At present, ceramic substrate applied in LED packaging can be divided into HTCC, LTCC, DBC and DPC4 according to the preparation technology.

HTCC is also known as high-temperature co-firing multi-layer ceramics. Its main material is tungsten, molybdenum, manganese and other metals with high melting point but poor conductivity, which are expensive to make and seldom used now.

LTCC, also known as low temperature co-firing multilayer ceramic substrate, has a thermal conductivity of about 2W/(m·K) ~ 3W/(m·K), which is not much superior to existing aluminum substrate.

In addition, the LTCC used thick film printing technology to finish the line making, which made the line surface rough and inaccurate.

Furthermore, the shrinkage ratio of the laminated sintering process of multilayered ceramics is also a problem, which limits the process resolution and greatly challenges the promotion and application of LTCC ceramic substrate.

 

 

The direct copper clad ceramic plate (DBC) developed based on the encapsulation technology is also a ceramic substrate with excellent thermal conductivity.

The DBC substrate did not use binder in the preparation process, so the thermal conductivity is good, the strength is high, the insulation is strong, and the thermal expansion coefficient is matched with the semiconductor materials such as Si.

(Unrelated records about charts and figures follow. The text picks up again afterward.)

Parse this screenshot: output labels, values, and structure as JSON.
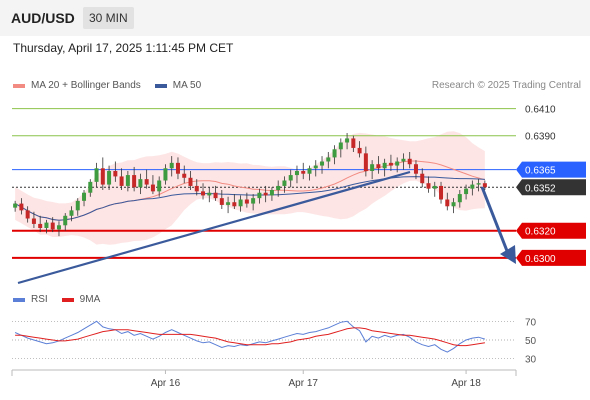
{
  "header": {
    "symbol": "AUD/USD",
    "timeframe": "30 MIN",
    "datetime": "Thursday, April 17, 2025 1:11:45 PM CET"
  },
  "legend": {
    "items": [
      {
        "label": "MA 20 + Bollinger Bands",
        "color": "#f28b82"
      },
      {
        "label": "MA 50",
        "color": "#3a5a9c"
      }
    ],
    "copyright": "Research © 2025 Trading Central"
  },
  "rsi_legend": {
    "items": [
      {
        "label": "RSI",
        "color": "#5b7fd6"
      },
      {
        "label": "9MA",
        "color": "#e02020"
      }
    ]
  },
  "chart_data": {
    "type": "candlestick",
    "price_axis": {
      "min": 0.628,
      "max": 0.642
    },
    "levels": [
      {
        "value": 0.641,
        "label": "0.6410",
        "kind": "target",
        "color": "#8bc34a"
      },
      {
        "value": 0.639,
        "label": "0.6390",
        "kind": "target",
        "color": "#8bc34a"
      },
      {
        "value": 0.6365,
        "label": "0.6365",
        "kind": "pivot",
        "color": "#2962ff"
      },
      {
        "value": 0.6352,
        "label": "0.6352",
        "kind": "last",
        "color": "#333333"
      },
      {
        "value": 0.632,
        "label": "0.6320",
        "kind": "support",
        "color": "#e00000"
      },
      {
        "value": 0.63,
        "label": "0.6300",
        "kind": "support",
        "color": "#e00000"
      }
    ],
    "candles": [
      [
        0.6337,
        0.6342,
        0.6334,
        0.634
      ],
      [
        0.634,
        0.6344,
        0.6332,
        0.6335
      ],
      [
        0.6335,
        0.6338,
        0.6326,
        0.6329
      ],
      [
        0.6329,
        0.6334,
        0.6322,
        0.6325
      ],
      [
        0.6325,
        0.6331,
        0.6319,
        0.6322
      ],
      [
        0.6322,
        0.6328,
        0.6318,
        0.6326
      ],
      [
        0.6326,
        0.633,
        0.6319,
        0.6321
      ],
      [
        0.6321,
        0.6327,
        0.6316,
        0.6324
      ],
      [
        0.6324,
        0.6333,
        0.632,
        0.6331
      ],
      [
        0.6331,
        0.6338,
        0.6327,
        0.6335
      ],
      [
        0.6335,
        0.6344,
        0.6331,
        0.6342
      ],
      [
        0.6342,
        0.635,
        0.6338,
        0.6348
      ],
      [
        0.6348,
        0.6358,
        0.6345,
        0.6356
      ],
      [
        0.6356,
        0.637,
        0.6352,
        0.6366
      ],
      [
        0.6366,
        0.6374,
        0.635,
        0.6354
      ],
      [
        0.6354,
        0.6368,
        0.635,
        0.6364
      ],
      [
        0.6364,
        0.6371,
        0.6356,
        0.636
      ],
      [
        0.636,
        0.6366,
        0.635,
        0.6353
      ],
      [
        0.6353,
        0.6364,
        0.6349,
        0.6361
      ],
      [
        0.6361,
        0.6367,
        0.6349,
        0.6352
      ],
      [
        0.6352,
        0.6362,
        0.6347,
        0.6358
      ],
      [
        0.6358,
        0.6365,
        0.6351,
        0.6354
      ],
      [
        0.6354,
        0.6361,
        0.6347,
        0.6349
      ],
      [
        0.6349,
        0.636,
        0.6345,
        0.6357
      ],
      [
        0.6357,
        0.6369,
        0.6354,
        0.6366
      ],
      [
        0.6366,
        0.6375,
        0.636,
        0.637
      ],
      [
        0.637,
        0.6374,
        0.6358,
        0.6362
      ],
      [
        0.6362,
        0.6368,
        0.6355,
        0.6359
      ],
      [
        0.6359,
        0.6364,
        0.635,
        0.6353
      ],
      [
        0.6353,
        0.6358,
        0.6346,
        0.6349
      ],
      [
        0.6349,
        0.6355,
        0.6343,
        0.6346
      ],
      [
        0.6346,
        0.6352,
        0.6341,
        0.6348
      ],
      [
        0.6348,
        0.6353,
        0.6342,
        0.6344
      ],
      [
        0.6344,
        0.635,
        0.6336,
        0.6339
      ],
      [
        0.6339,
        0.6345,
        0.6333,
        0.6341
      ],
      [
        0.6341,
        0.6347,
        0.6336,
        0.6338
      ],
      [
        0.6338,
        0.6346,
        0.6334,
        0.6343
      ],
      [
        0.6343,
        0.6348,
        0.6337,
        0.634
      ],
      [
        0.634,
        0.6347,
        0.6335,
        0.6344
      ],
      [
        0.6344,
        0.6351,
        0.634,
        0.6348
      ],
      [
        0.6348,
        0.6353,
        0.6341,
        0.6346
      ],
      [
        0.6346,
        0.6352,
        0.6342,
        0.635
      ],
      [
        0.635,
        0.6357,
        0.6345,
        0.6353
      ],
      [
        0.6353,
        0.636,
        0.6348,
        0.6357
      ],
      [
        0.6357,
        0.6365,
        0.6352,
        0.6361
      ],
      [
        0.6361,
        0.6368,
        0.6355,
        0.6364
      ],
      [
        0.6364,
        0.637,
        0.6358,
        0.6362
      ],
      [
        0.6362,
        0.6368,
        0.6357,
        0.6366
      ],
      [
        0.6366,
        0.6372,
        0.636,
        0.6368
      ],
      [
        0.6368,
        0.6375,
        0.6362,
        0.6371
      ],
      [
        0.6371,
        0.6378,
        0.6366,
        0.6374
      ],
      [
        0.6374,
        0.6383,
        0.6369,
        0.638
      ],
      [
        0.638,
        0.6388,
        0.6374,
        0.6385
      ],
      [
        0.6385,
        0.6392,
        0.638,
        0.6388
      ],
      [
        0.6388,
        0.639,
        0.6378,
        0.6381
      ],
      [
        0.6381,
        0.6386,
        0.6374,
        0.6377
      ],
      [
        0.6377,
        0.6382,
        0.636,
        0.6364
      ],
      [
        0.6364,
        0.6372,
        0.6358,
        0.6369
      ],
      [
        0.6369,
        0.6375,
        0.6362,
        0.6366
      ],
      [
        0.6366,
        0.6373,
        0.636,
        0.637
      ],
      [
        0.637,
        0.6376,
        0.6364,
        0.6368
      ],
      [
        0.6368,
        0.6374,
        0.6363,
        0.6371
      ],
      [
        0.6371,
        0.6377,
        0.6365,
        0.6373
      ],
      [
        0.6373,
        0.6378,
        0.6366,
        0.6369
      ],
      [
        0.6369,
        0.6372,
        0.6358,
        0.6362
      ],
      [
        0.6362,
        0.6366,
        0.6352,
        0.6355
      ],
      [
        0.6355,
        0.636,
        0.6348,
        0.6351
      ],
      [
        0.6351,
        0.6356,
        0.6345,
        0.6353
      ],
      [
        0.6353,
        0.6356,
        0.634,
        0.6343
      ],
      [
        0.6343,
        0.6348,
        0.6335,
        0.6338
      ],
      [
        0.6338,
        0.6344,
        0.6333,
        0.6341
      ],
      [
        0.6341,
        0.635,
        0.6337,
        0.6347
      ],
      [
        0.6347,
        0.6354,
        0.6343,
        0.6351
      ],
      [
        0.6351,
        0.6357,
        0.6346,
        0.6354
      ],
      [
        0.6354,
        0.6358,
        0.6349,
        0.6355
      ],
      [
        0.6355,
        0.6357,
        0.635,
        0.6352
      ]
    ]
  },
  "rsi_data": {
    "axis": {
      "min": 20,
      "max": 80
    },
    "levels": [
      {
        "value": 70,
        "label": "70"
      },
      {
        "value": 50,
        "label": "50"
      },
      {
        "value": 30,
        "label": "30"
      }
    ],
    "rsi": [
      58,
      55,
      52,
      50,
      48,
      46,
      47,
      49,
      52,
      55,
      58,
      62,
      66,
      70,
      64,
      62,
      61,
      57,
      59,
      55,
      57,
      54,
      51,
      54,
      58,
      61,
      58,
      55,
      52,
      49,
      47,
      48,
      45,
      42,
      44,
      43,
      45,
      44,
      46,
      48,
      47,
      49,
      51,
      53,
      55,
      57,
      56,
      58,
      59,
      61,
      63,
      66,
      69,
      70,
      64,
      60,
      48,
      54,
      52,
      55,
      53,
      55,
      56,
      53,
      48,
      45,
      43,
      45,
      40,
      37,
      41,
      46,
      50,
      52,
      53,
      51
    ],
    "ma9": [
      55,
      55,
      54,
      53,
      52,
      51,
      50,
      49,
      49,
      50,
      51,
      53,
      55,
      57,
      59,
      60,
      61,
      61,
      61,
      60,
      59,
      58,
      57,
      56,
      56,
      56,
      56,
      56,
      56,
      55,
      54,
      53,
      52,
      50,
      48,
      47,
      46,
      45,
      45,
      45,
      45,
      46,
      46,
      47,
      48,
      50,
      51,
      52,
      54,
      55,
      56,
      58,
      60,
      62,
      63,
      63,
      62,
      60,
      59,
      58,
      57,
      56,
      55,
      55,
      54,
      53,
      52,
      51,
      49,
      47,
      45,
      44,
      44,
      45,
      46,
      47
    ]
  },
  "x_axis": {
    "ticks": [
      {
        "index": 24,
        "label": "Apr 16"
      },
      {
        "index": 46,
        "label": "Apr 17"
      },
      {
        "index": 72,
        "label": "Apr 18"
      }
    ]
  }
}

However, the ceramic substrate has low reaction capacity and poor wettability with metal materials, so it is difficult to carry out metallization, and it is not easy to solve the problem of micro pores between Al2O3 and copper plates. As a result, the mass production and yield of this product are greatly challenged, and it is still the focus of research by researchers at home and abroad.

 

 

DPC ceramic substrate, also known as direct copper plating ceramic plate, has the characteristics of high line accuracy and high surface smoothness. It is very suitable for LED clad crystal/eutectic process. With the combination of ceramic matrix with high thermal conductivity, it significantly improves the heat dissipation efficiency.